In cryptography, a zero-knowledge proof (also known as a ZK proof or ZKP) is a protocol in which one party (the prover) can convince another party (the verifier) that some given statement is true, without conveying to the verifier any information beyond the mere fact of that statement's truth. The intuition behind the nontriviality of zero-knowledge proofs is that it is trivial to prove possession of the relevant information simply by revealing it; the hard part is to prove this possession without revealing this information (or any aspect of it whatsoever).

In light of the fact that one should be able to generate a proof of some statement only when in possession of certain secret information connected to the statement, the verifier, even after having become convinced of the statement's truth by means of a zero-knowledge proof, should nonetheless remain unable to prove the statement to further third parties.

Zero-knowledge proofs can be interactive, meaning that the prover and verifier exchange messages according to some protocol, or noninteractive, meaning that the verifier is convinced by a single prover message and no other communication is needed. In the standard model, interaction is required, except for trivial proofs of BPP problems. In the common random string and random oracle models, non-interactive zero-knowledge proofs exist. The Fiat–Shamir heuristic can be used to transform certain interactive zero-knowledge proofs into noninteractive ones.

One example of a math-free zero knowledge proof is if Peggy wants to prove to Victor that she has drawn a red card from a standard deck of 52 playing cards, without revealing which specific red card she holds. Victor observes Peggy draw a card at random from the shuffled deck, but she keeps the card face-down so he cannot see it.

To prove her card is red without revealing its identity, Peggy takes the remaining 51 cards from the deck and systematically shows Victor all 26 black cards (the 13 spades and 13 clubs) one by one, placing them face-up on the table. Since a standard deck contains exactly 26 red cards and 26 black cards, and Peggy has demonstrated that all the black cards remain in the deck, Victor can conclude with certainty that Peggy's hidden card must be red.

This proof is zero-knowledge because Victor learns only that Peggy's card is red, but gains no information about whether it is a heart or diamond, or which specific red card she holds.
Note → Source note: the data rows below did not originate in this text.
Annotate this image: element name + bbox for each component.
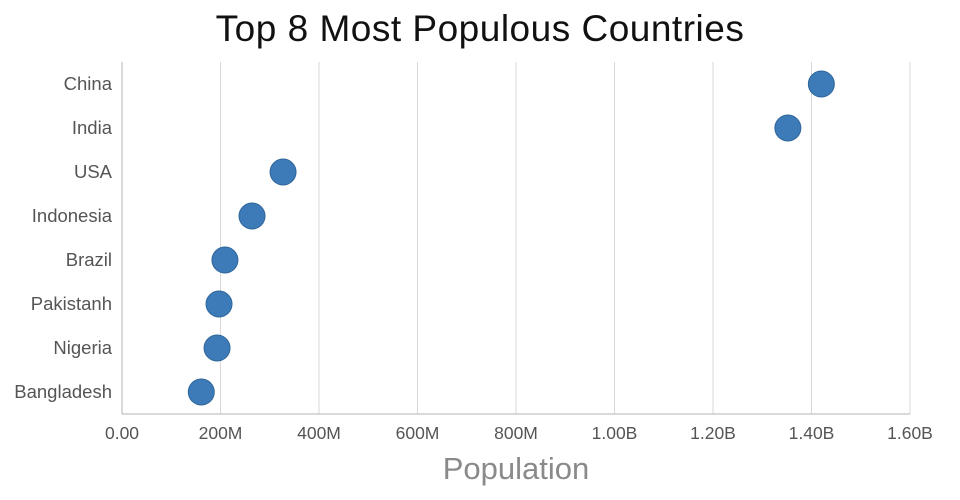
x-tick-label: 1.40B — [789, 423, 835, 443]
dot-plot: 0.00 200M 400M 600M 800M 1.00B 1.20B 1.40B 1.60B… — [14, 62, 933, 443]
x-tick-label: 0.00 — [105, 423, 139, 443]
y-axis-label: Bangladesh — [14, 381, 112, 402]
y-axis-label: China — [64, 73, 113, 94]
y-axis-label: Nigeria — [53, 337, 112, 358]
x-tick-label: 1.60B — [887, 423, 933, 443]
y-axis-label: India — [72, 117, 113, 138]
data-point — [807, 70, 835, 98]
x-tick-label: 800M — [494, 423, 538, 443]
data-point — [238, 202, 266, 230]
data-point — [774, 114, 802, 142]
data-point — [205, 290, 233, 318]
y-axis-label: Indonesia — [32, 205, 113, 226]
data-point — [211, 246, 239, 274]
y-axis-label: Brazil — [66, 249, 112, 270]
y-axis-label: USA — [74, 161, 113, 182]
data-point — [187, 378, 215, 406]
x-tick-label: 600M — [396, 423, 440, 443]
y-axis-label: Pakistanh — [31, 293, 112, 314]
x-tick-label: 400M — [297, 423, 341, 443]
x-tick-label: 1.20B — [690, 423, 736, 443]
x-axis-title: Population — [442, 451, 590, 486]
x-tick-label: 200M — [199, 423, 243, 443]
x-tick-label: 1.00B — [592, 423, 638, 443]
data-point — [203, 334, 231, 362]
chart-title: Top 8 Most Populous Countries — [215, 8, 745, 49]
data-point — [269, 158, 297, 186]
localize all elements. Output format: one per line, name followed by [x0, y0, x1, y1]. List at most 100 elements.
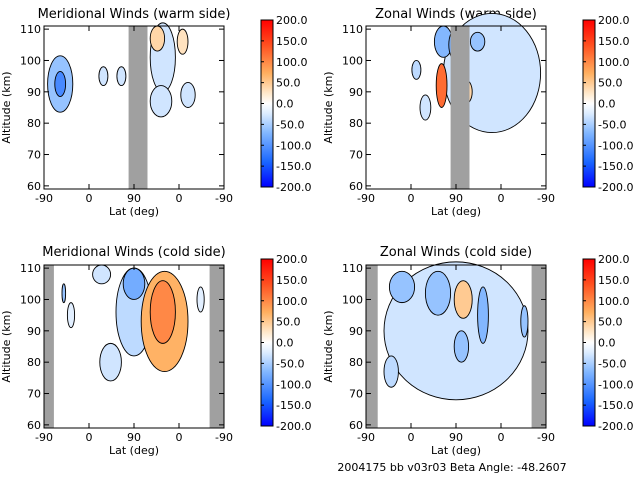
- colorbar-tick-label: 0.0: [276, 98, 294, 111]
- contour-region: [176, 28, 189, 55]
- contour-region: [520, 305, 529, 338]
- x-tick-label: -90: [357, 192, 375, 205]
- y-tick-label: 80: [27, 117, 41, 130]
- x-tick-label: -90: [537, 431, 555, 444]
- y-tick-label: 80: [27, 356, 41, 369]
- y-tick-label: 70: [349, 388, 363, 401]
- y-tick-label: 80: [349, 356, 363, 369]
- panel-zonal-warm: Zonal Winds (warm side) 60708090100110-9…: [322, 7, 633, 218]
- y-axis-label: Altitude (km): [0, 71, 13, 143]
- contour-region: [54, 71, 67, 97]
- y-tick-label: 100: [20, 293, 41, 306]
- y-tick-label: 70: [27, 388, 41, 401]
- panel-meridional-cold: Meridional Winds (cold side) 60 70 80 90 100…: [0, 245, 311, 457]
- colorbar-tick-label: -150.0: [276, 160, 311, 173]
- contour-region: [122, 267, 146, 300]
- contour-region: [98, 66, 109, 87]
- y-tick-label: 100: [342, 54, 363, 67]
- contour-region: [196, 286, 205, 313]
- y-tick-label: 60: [349, 180, 363, 193]
- x-tick-label: 90: [449, 431, 463, 444]
- contour-region: [383, 261, 529, 401]
- contour-region: [383, 355, 399, 388]
- x-tick-label: -90: [35, 431, 53, 444]
- colorbar-tick-label: 50.0: [276, 316, 301, 329]
- colorbar-tick-label: -200.0: [276, 181, 311, 194]
- colorbar-tick-label: -200.0: [598, 181, 633, 194]
- contour-region: [424, 270, 452, 316]
- colorbar-tick-label: 200.0: [598, 14, 630, 27]
- x-tick-label: -90: [215, 192, 233, 205]
- heatmap-area: [47, 22, 196, 189]
- contour-region: [92, 264, 112, 285]
- x-tick-label: -90: [357, 431, 375, 444]
- colorbar-tick-label: -50.0: [598, 118, 626, 131]
- footer-label: 2004175 bb v03r03 Beta Angle: -48.2607: [337, 461, 566, 474]
- x-tick-label: 90: [449, 192, 463, 205]
- contour-region: [66, 302, 76, 329]
- y-tick-label: 100: [20, 54, 41, 67]
- contour-region: [477, 286, 489, 344]
- colorbar-tick-label: -50.0: [276, 118, 304, 131]
- x-tick-label: 0: [176, 192, 183, 205]
- x-tick-label: 0: [498, 431, 505, 444]
- y-axis-label: Altitude (km): [322, 310, 335, 382]
- colorbar-tick-label: 150.0: [276, 35, 308, 48]
- contour-region: [149, 280, 176, 344]
- x-tick-label: 90: [127, 431, 141, 444]
- contour-region: [469, 31, 486, 52]
- contour-region: [99, 342, 122, 382]
- x-tick-label: 0: [498, 192, 505, 205]
- x-axis-label: Lat (deg): [431, 205, 481, 218]
- colorbar-tick-label: 100.0: [598, 295, 630, 308]
- heatmap-area: [44, 264, 224, 428]
- y-tick-label: 110: [342, 262, 363, 275]
- colorbar-tick-label: -50.0: [276, 357, 304, 370]
- colorbar-tick-label: 200.0: [598, 253, 630, 266]
- no-data-band: [531, 265, 546, 428]
- colorbar-tick-label: 50.0: [598, 77, 623, 90]
- colorbar-tick-label: 200.0: [276, 253, 308, 266]
- colorbar-tick-label: -150.0: [598, 399, 633, 412]
- x-tick-label: 0: [86, 431, 93, 444]
- panel-title: Zonal Winds (cold side): [380, 245, 532, 260]
- colorbar-tick-label: -50.0: [598, 357, 626, 370]
- contour-region: [180, 81, 196, 108]
- y-tick-label: 90: [349, 325, 363, 338]
- x-tick-label: -90: [35, 192, 53, 205]
- y-tick-label: 60: [27, 180, 41, 193]
- colorbar-tick-label: 100.0: [598, 56, 630, 69]
- colorbar-tick-label: -100.0: [276, 378, 311, 391]
- x-tick-label: -90: [537, 192, 555, 205]
- x-tick-label: 0: [176, 431, 183, 444]
- contour-region: [453, 330, 470, 363]
- y-tick-label: 110: [20, 23, 41, 36]
- colorbar-tick-label: 0.0: [598, 98, 616, 111]
- heatmap-area: [411, 13, 542, 189]
- contour-region: [411, 60, 422, 80]
- no-data-band: [44, 265, 54, 428]
- heatmap-area: [366, 261, 546, 428]
- no-data-band: [366, 265, 378, 428]
- x-tick-label: -90: [215, 431, 233, 444]
- y-axis-label: Altitude (km): [322, 71, 335, 143]
- x-tick-label: 0: [408, 431, 415, 444]
- y-axis-label: Altitude (km): [0, 310, 13, 382]
- contour-region: [388, 270, 416, 304]
- colorbar-tick-label: 100.0: [276, 56, 308, 69]
- colorbar-tick-label: 100.0: [276, 295, 308, 308]
- colorbar-tick-label: 150.0: [276, 274, 308, 287]
- y-tick-label: 60: [27, 419, 41, 432]
- no-data-band: [128, 26, 148, 189]
- colorbar-tick-label: -150.0: [276, 399, 311, 412]
- contour-region: [419, 94, 432, 121]
- panel-zonal-cold: Zonal Winds (cold side) 60 70 80 90 100 110 -9…: [322, 245, 633, 457]
- x-tick-label: 0: [408, 192, 415, 205]
- y-tick-label: 110: [342, 23, 363, 36]
- y-tick-label: 90: [27, 86, 41, 99]
- y-tick-label: 90: [27, 325, 41, 338]
- colorbar-tick-label: 200.0: [276, 14, 308, 27]
- colorbar-tick-label: -100.0: [598, 378, 633, 391]
- y-tick-label: 70: [349, 149, 363, 162]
The proof would be equally convincing whether Peggy held the Ace of Hearts or the Two of Diamonds. Furthermore, even if the interaction were recorded, the recording would not reveal Peggy's specific card to future observers, maintaining the zero-knowledge property.

If Peggy was lying and actually held a black card, she would be unable to produce all 26 black cards from the remaining deck, making deception impossible. This demonstrates the soundness of the proof system. This type of physical zero-knowledge proof using standard playing cards belongs to a broader class of card-based cryptographic protocols that allow participants to perform secure computations using everyday objects.

Another well-known example of a zero-knowledge proof is the "Where's Wally" example. In this example, the prover wants to prove to the verifier that they know where Wally is on a page in a Where's Wally? book, without revealing his location to the verifier.